In many regards, the inlet air cooler is a reverse process of the cooling towers at industrial plants, commercial buildings, and many other facilities. Instead of the circulating water being cooled for return to heat exchangers, the air is cooled for improved air compressor efficiency. However, like traditional cooling towers, cooling comes from a fractional but steady evaporation of the recirculating water. This process requires periodic blowdown of some of the basin water with fresh makeup replenishment.
Vital to downstream equipment protection is minimizing water carryover to the compressor and onwards. Water droplets can induce compressor blade erosion, while some of the entrained solids may deposit on turbine blades and cause significant corrosion, which, of course, is exacerbated by the high temperatures in the turbine.
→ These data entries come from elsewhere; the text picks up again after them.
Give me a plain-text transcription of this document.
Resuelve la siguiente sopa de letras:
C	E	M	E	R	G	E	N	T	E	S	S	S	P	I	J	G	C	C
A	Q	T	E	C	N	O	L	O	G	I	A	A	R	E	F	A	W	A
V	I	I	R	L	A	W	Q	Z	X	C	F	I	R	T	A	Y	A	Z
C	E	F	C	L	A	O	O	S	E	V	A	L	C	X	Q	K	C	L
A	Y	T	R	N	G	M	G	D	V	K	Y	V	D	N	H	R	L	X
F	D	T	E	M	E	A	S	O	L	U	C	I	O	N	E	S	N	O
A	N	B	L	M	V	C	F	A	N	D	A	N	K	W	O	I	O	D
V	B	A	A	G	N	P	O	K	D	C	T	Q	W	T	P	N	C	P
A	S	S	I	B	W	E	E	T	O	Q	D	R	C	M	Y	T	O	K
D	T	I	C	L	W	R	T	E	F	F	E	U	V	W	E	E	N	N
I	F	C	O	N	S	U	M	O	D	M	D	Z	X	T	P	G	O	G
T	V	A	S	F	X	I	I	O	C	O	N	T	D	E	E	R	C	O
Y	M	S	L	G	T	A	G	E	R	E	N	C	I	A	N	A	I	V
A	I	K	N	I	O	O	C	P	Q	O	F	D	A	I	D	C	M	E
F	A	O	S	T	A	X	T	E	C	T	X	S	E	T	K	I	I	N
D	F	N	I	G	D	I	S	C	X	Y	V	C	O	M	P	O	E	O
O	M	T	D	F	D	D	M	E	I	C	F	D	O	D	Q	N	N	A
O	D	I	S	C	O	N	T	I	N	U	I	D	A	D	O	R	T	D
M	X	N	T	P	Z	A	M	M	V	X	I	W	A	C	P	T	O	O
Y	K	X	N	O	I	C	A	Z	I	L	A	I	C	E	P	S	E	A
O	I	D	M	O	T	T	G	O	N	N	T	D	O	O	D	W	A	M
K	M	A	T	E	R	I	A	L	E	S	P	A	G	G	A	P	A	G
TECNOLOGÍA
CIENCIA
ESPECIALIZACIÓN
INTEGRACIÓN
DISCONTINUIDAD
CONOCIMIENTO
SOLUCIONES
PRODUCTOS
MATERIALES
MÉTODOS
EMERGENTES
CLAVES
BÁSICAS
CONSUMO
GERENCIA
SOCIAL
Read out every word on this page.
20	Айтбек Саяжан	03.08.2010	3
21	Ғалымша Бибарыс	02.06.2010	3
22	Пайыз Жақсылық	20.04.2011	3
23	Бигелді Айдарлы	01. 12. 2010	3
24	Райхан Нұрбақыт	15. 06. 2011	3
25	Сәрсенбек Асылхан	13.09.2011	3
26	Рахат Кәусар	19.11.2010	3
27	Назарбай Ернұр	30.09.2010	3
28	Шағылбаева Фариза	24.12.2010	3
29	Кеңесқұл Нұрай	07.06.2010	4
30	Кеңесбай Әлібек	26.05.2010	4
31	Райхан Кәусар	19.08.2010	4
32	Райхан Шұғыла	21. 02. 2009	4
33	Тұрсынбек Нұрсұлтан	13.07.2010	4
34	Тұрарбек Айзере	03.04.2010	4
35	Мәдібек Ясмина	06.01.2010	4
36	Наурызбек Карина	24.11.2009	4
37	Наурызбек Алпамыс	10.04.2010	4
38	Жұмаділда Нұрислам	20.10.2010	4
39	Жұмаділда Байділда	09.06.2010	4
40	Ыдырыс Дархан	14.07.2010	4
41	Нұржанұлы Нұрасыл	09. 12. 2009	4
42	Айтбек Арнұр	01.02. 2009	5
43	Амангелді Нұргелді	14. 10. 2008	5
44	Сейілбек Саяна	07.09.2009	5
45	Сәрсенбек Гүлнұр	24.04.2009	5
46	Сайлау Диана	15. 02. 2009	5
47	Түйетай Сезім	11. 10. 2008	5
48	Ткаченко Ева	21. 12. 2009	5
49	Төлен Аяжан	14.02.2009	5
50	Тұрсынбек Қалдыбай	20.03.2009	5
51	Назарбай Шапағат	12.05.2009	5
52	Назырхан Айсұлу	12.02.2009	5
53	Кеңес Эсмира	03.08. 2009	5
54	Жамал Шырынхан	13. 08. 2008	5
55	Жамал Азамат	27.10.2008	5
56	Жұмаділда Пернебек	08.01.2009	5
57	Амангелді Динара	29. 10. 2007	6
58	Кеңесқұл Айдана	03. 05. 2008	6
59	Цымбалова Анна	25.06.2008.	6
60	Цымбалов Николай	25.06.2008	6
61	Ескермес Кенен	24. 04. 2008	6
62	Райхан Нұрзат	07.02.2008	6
Air cooler inspection is an integral part of intake evaluations. Misaligned media or mist eliminator sections should be repaired or replaced during the outage. Also critical is examination for scaling or microbiological fouling of the media. Not only can these phenomena restrict air flow, but they may cause ‘channeling’ in the media which in turn may increase moisture carryover to the turbine. In that regard, proper chemistry control of the cooling water is a must for any inlet cooler. Traditional scale control cooling tower treatment programs are not recommended, but reliable alternatives are available, including methods to control microbiological fouling. Further details may be found in Reference 1.
Summary
The inlet air intake and its internal equipment are an integral part of a gas turbine system. Regular inspections of these components are necessary to ensure reliable turbine operation, and to discover potential problems before they become severe. By implementing inspection services and modifying or redesigning intake structures, unit efficiency and reliability can be improved.
Reference:
- ”Water Supply Requirements for Gas Turbine Inlet Air Evaporative Coolers”; Report GEK 107158A, GE Power Systems, Gas Turbine, January 2002.